Question from Keri Tracy: What do i do when my dog seems to have skin irritation from any and every collar i get him. Hes mixed boxer and pit brindle
Dr. Waterhouse: Tough to say without seeing the irritation – could be a sensitivity to animal products (leather) or synthetics (nylon). Might also be that the collar is trapping moisture and bacteria close to the skin, allowing an infection to start. Most porous materials will harbor skin bacteria, so washing the collar on a regular basis and making sure it is not too tight to allow air circulation might solve the problem.
Question from Tara Bush Nelson I have a 13 y/o Shiba Inu and she is mostly blind and I believe deaf, sometimes when she comes in the house after going outside she paces constantly and pants, it takes forever for her to calm down is there anything that will help this?

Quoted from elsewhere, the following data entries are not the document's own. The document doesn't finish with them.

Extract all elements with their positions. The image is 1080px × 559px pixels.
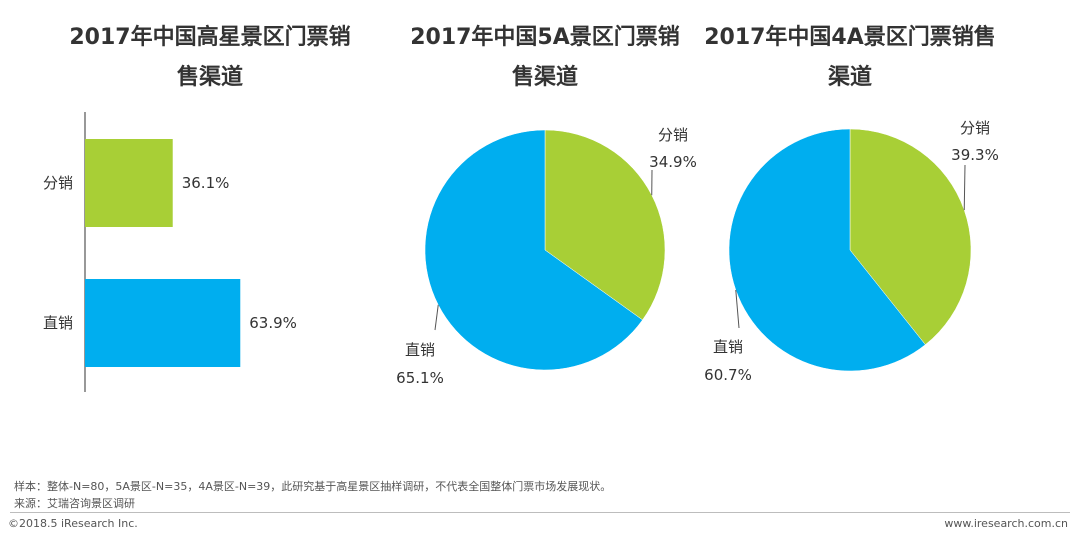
chart2-title-line1: 2017年中国5A景区门票销 [410, 25, 680, 50]
pie3-category-label: 分销 [960, 119, 990, 137]
charts-canvas: 分销 36.1% 直销 63.9% 分销 34.9% 直销 65.1% 分销 39.3% 直销 60.… [43, 112, 999, 392]
chart1-title: 2017年中国高星景区门票销 售渠道 [60, 18, 360, 98]
pie2-category-label: 分销 [658, 126, 688, 144]
chart1-title-line1: 2017年中国高星景区门票销 [69, 25, 351, 50]
copyright-text: ©2018.5 iResearch Inc. [8, 517, 138, 530]
chart2-title-line2: 售渠道 [511, 65, 578, 90]
bar-zhixiao [85, 279, 241, 367]
bar-value-label: 63.9% [249, 314, 297, 332]
pie3-value-label: 60.7% [704, 366, 752, 384]
pie2-slice-zhixiao [424, 129, 643, 371]
pie3-slice-fenxiao [849, 128, 972, 346]
pie2-leader-line [434, 304, 439, 331]
pie3-value-label: 39.3% [951, 146, 999, 164]
pie2-slice-fenxiao [544, 129, 666, 321]
source-note: 来源：艾瑞咨询景区调研 [14, 497, 135, 510]
bar-category-label: 分销 [43, 174, 73, 192]
bar-category-label: 直销 [43, 314, 73, 332]
chart1-title-line2: 售渠道 [176, 65, 243, 90]
chart3-title-line2: 渠道 [827, 65, 872, 90]
pie3-leader-line [963, 164, 966, 211]
chart3-title-line1: 2017年中国4A景区门票销售 [704, 25, 996, 50]
pie3-leader-line [735, 289, 740, 329]
bar-fenxiao [85, 139, 173, 227]
pie2-category-label: 直销 [405, 341, 435, 359]
pie3-slice-zhixiao [728, 128, 926, 372]
pie2-value-label: 65.1% [396, 369, 444, 387]
bar-value-label: 36.1% [182, 174, 230, 192]
footer-divider [10, 512, 1070, 513]
pie3-category-label: 直销 [713, 338, 743, 356]
sample-note: 样本：整体-N=80，5A景区-N=35，4A景区-N=39，此研究基于高星景区… [14, 480, 612, 493]
website-link[interactable]: www.iresearch.com.cn [944, 517, 1068, 530]
pie2-value-label: 34.9% [649, 153, 697, 171]
chart2-title: 2017年中国5A景区门票销 售渠道 [400, 18, 690, 98]
chart3-title: 2017年中国4A景区门票销售 渠道 [700, 18, 1000, 98]
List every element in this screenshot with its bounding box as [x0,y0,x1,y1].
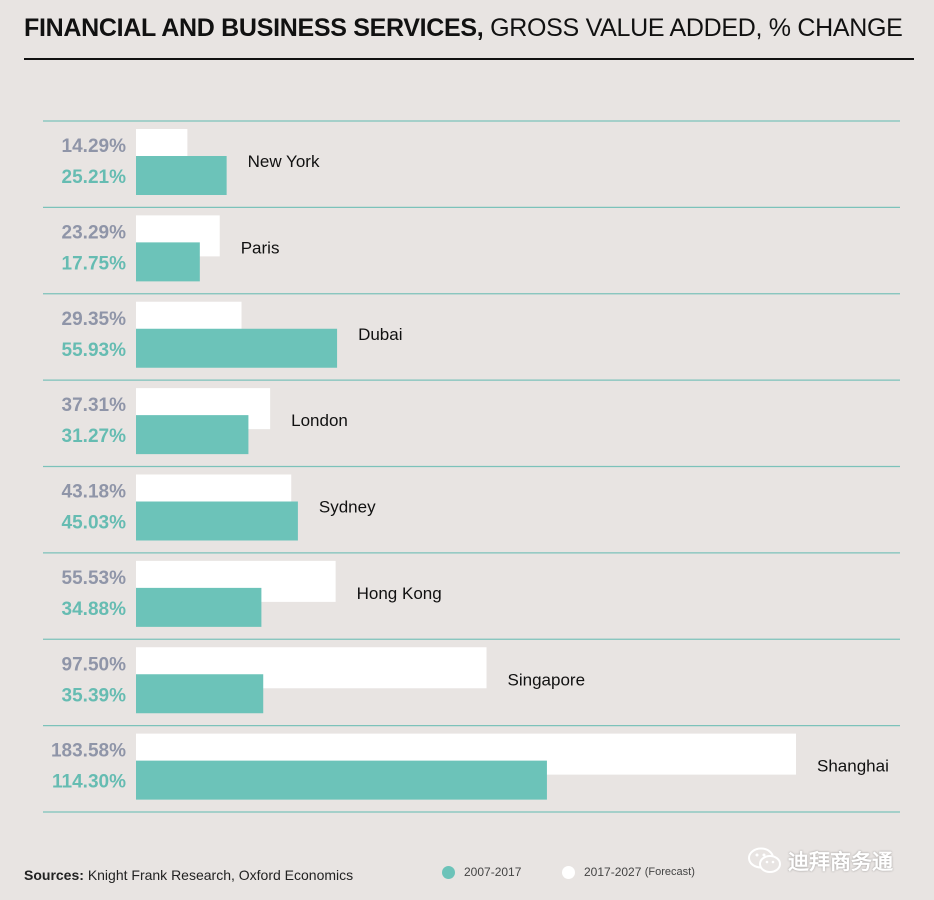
sources-label: Sources: [24,867,84,883]
value-label-past-6: 35.39% [62,685,127,706]
category-label-1: Paris [241,238,280,257]
bar-past-1 [136,242,200,282]
bar-past-7 [136,760,547,800]
watermark: 迪拜商务通 [748,846,893,876]
legend-item-2017-2027: 2017-2027 (Forecast) [562,865,695,879]
value-label-past-5: 34.88% [62,599,127,620]
chart-title: FINANCIAL AND BUSINESS SERVICES, GROSS V… [24,14,914,43]
watermark-text: 迪拜商务通 [788,851,893,874]
category-label-4: Sydney [319,498,376,517]
category-label-2: Dubai [358,325,402,344]
value-label-past-0: 25.21% [62,167,127,188]
bar-chart: 14.29% 25.21% New York 23.29% 17.75% Paris 29.… [43,120,900,813]
bar-past-4 [136,501,298,541]
bar-past-5 [136,587,262,627]
value-label-past-1: 17.75% [62,253,127,274]
chart-title-regular: GROSS VALUE ADDED, % CHANGE [490,14,903,42]
legend-label-forecast: 2017-2027 [584,865,642,879]
chart-title-bold: FINANCIAL AND BUSINESS SERVICES, [24,14,484,42]
value-label-forecast-1: 23.29% [62,222,127,243]
legend-label-forecast-sub: (Forecast) [644,866,695,878]
legend-label-past: 2007-2017 [464,865,522,879]
title-rule [24,58,914,60]
wechat-icon [748,847,781,873]
bar-past-2 [136,328,338,368]
value-label-past-2: 55.93% [62,340,127,361]
category-label-5: Hong Kong [357,584,442,603]
category-label-6: Singapore [508,670,586,689]
value-label-past-7: 114.30% [52,772,126,793]
legend-swatch-forecast [562,865,575,879]
value-label-forecast-4: 43.18% [62,482,127,503]
legend-item-2007-2017: 2007-2017 [442,865,521,879]
value-label-forecast-2: 29.35% [62,309,127,330]
value-label-forecast-7: 183.58% [51,741,126,762]
legend-swatch-past [442,865,455,879]
category-label-0: New York [248,152,320,171]
value-label-forecast-3: 37.31% [62,395,127,416]
value-label-forecast-5: 55.53% [62,568,127,589]
value-label-past-4: 45.03% [62,513,127,534]
value-label-forecast-0: 14.29% [62,136,127,157]
value-label-past-3: 31.27% [62,426,127,447]
value-label-forecast-6: 97.50% [62,654,127,675]
category-label-7: Shanghai [817,757,889,776]
bar-past-3 [136,415,249,455]
sources-note: Sources: Knight Frank Research, Oxford E… [24,867,353,883]
sources-text: Knight Frank Research, Oxford Economics [87,867,354,883]
bar-past-0 [136,156,227,195]
category-label-3: London [291,411,348,430]
bar-past-6 [136,674,264,714]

Dr. Waterhouse: I’d have your vet look at internal organ/thyroid function (blood and urine check) as well as an assessment for pain (arthritis, other). Many older dogs will also show signs of ‘dementia’ – the effects of age on the brain. Supplements and medications can be helpful in these situations.
Question from Sheila Clark Are Greenies and similar dog chews bad for dogs? I've heard horror stories about bowel obstructions. What are the best treats to give our puggle and chihuahua?
Dr. Waterhouse: The ‘Greenies’ brand took some flack a few years ago when their products were causing GI perforation and obstruction – they have since been reformulated to prevent that kind of issue. They work great, from a dental standpoint, as long as your pet actually chews them (vs swallowing whole). In general, look for chew treats that are not hard enough to break the teeth (bones, antlers and hooves are bad for this reason), and try to not give so many that your dog gains excess weight.
Question from Norma Franco My nine year old boxer is losing his coat on certain spots. It's not a virus and vet can't figure out why can you help
Dr. Waterhouse: Tough call to make without seeing the coat, and knowing what has been done to diagnose the problem so far. Bacterial infection in the skin is common (“staph. infections”), as are fungal diseases (ringworm). Allergies can cause some pretty significant changes in the skin. Often, hormonal changes will affect the hair coat, especially in older dogs (thyroid gland, adrenal glands, for example). Best to have your vet check things out, or consult one of the veterinary dermatology specialists in your area.